JOHANNESBURG, South Africa: More frequent power cuts in South Africa have affected households and businesses across the country, with state-owned power utility Eskom extending the outages, leaving some residents and businesses without power for more than 9 hours per day.
Experts said that in addition to its many concerns, including breakdowns of its aging coal-fired power plants, insufficient generation capacity and corruption, Eskom is also facing a strike by workers.
The prolonged power cuts are hitting South Africans during the Southern Hemisphere winter, when many households rely on electricity for heat, light and cooking.
Many business owners and customers have expressed anger and frustration at the power cuts, which Eskom calls "load shedding" and stressed that it will take years to fully solve.

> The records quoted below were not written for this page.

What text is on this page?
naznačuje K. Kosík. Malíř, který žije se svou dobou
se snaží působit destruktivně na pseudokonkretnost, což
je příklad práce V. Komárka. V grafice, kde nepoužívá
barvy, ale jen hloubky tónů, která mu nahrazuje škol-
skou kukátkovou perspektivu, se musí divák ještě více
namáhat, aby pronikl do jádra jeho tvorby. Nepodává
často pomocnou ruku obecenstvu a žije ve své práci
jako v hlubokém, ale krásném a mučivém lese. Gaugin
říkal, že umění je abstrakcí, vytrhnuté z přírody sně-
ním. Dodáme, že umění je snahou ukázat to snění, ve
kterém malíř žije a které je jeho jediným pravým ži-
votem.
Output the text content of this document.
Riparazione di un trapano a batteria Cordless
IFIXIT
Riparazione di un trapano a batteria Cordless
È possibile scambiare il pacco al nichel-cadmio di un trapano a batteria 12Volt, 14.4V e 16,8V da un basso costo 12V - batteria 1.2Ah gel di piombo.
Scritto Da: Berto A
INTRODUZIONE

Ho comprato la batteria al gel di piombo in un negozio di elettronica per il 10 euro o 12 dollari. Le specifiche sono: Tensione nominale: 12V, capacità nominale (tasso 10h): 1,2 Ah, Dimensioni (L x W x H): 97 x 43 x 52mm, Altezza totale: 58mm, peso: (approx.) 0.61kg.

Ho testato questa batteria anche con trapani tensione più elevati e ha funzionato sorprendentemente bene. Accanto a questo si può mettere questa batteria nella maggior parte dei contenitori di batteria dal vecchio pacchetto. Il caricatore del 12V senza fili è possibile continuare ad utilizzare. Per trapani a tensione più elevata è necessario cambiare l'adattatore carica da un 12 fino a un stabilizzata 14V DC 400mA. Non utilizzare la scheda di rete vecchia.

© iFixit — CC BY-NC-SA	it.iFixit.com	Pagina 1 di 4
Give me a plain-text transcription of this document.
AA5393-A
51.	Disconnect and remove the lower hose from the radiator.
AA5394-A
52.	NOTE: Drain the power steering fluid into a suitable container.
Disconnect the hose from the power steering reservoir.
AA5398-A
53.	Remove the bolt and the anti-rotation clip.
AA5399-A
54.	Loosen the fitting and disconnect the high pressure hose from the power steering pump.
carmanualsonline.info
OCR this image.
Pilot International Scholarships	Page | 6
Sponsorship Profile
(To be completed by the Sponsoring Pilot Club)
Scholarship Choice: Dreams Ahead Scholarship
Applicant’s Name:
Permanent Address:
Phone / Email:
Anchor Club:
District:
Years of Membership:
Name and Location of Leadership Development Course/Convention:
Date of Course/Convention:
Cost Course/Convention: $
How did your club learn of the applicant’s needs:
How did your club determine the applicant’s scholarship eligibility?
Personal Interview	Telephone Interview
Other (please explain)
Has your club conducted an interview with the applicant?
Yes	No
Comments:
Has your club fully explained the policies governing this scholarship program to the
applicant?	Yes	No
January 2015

"The big picture is that we were at least expecting heavy power cuts this winter. Eskom told us at the end of last year that there was a chronic power shortage," energy expert Hilton Trollip said, as quoted by the Associated Press.
Lamenting the impact of the blackouts on the economy, he added, "The most direct economic consequence is when businesses have to stop production because they do not have electricity, whether you have a factory, a travel agency or you have a shop."
Economists said the power cuts are costing South Africa over $40 million per day and deterring investments. Its economy, Africa's most developed, is already in recession and is suffering a 35 percent unemployment rate.
Small businesses in townships, suburbs and rural areas are among the hardest hit by the blackouts, Trollip stressed.
Nursery school teacher Buhle Ndlovu from Soweto, Johannesburg's largest township, explained that the power cuts increased her costs to run the school, stating, "We cater to about 40 children here. We need to feed healthy meals to them daily. At the rate we charge, we cannot afford to take on additional costs to buy gas in order for us to cook. Load shedding has really made it difficult for us," she said, as reported by the Associated Press.
However, some shops are benefiting from the power cuts, such as Uri's Power Center, which sells power generators, batteries and other backup systems.
"I think people should definitely look to become less reliant on Eskom. I do not believe that the power situation is going to resolve itself any time soon. We are all aware of Eskom problems and people have various options whether to invest in a generator to run their business or home," said owner Adam Zimmerman, according to the Associated Press.
At a press conference on Friday, Eskom chief executive Andre de Ruyter said the crisis was receiving serious attention and that he had personally briefed President Cyril Ramaphosa.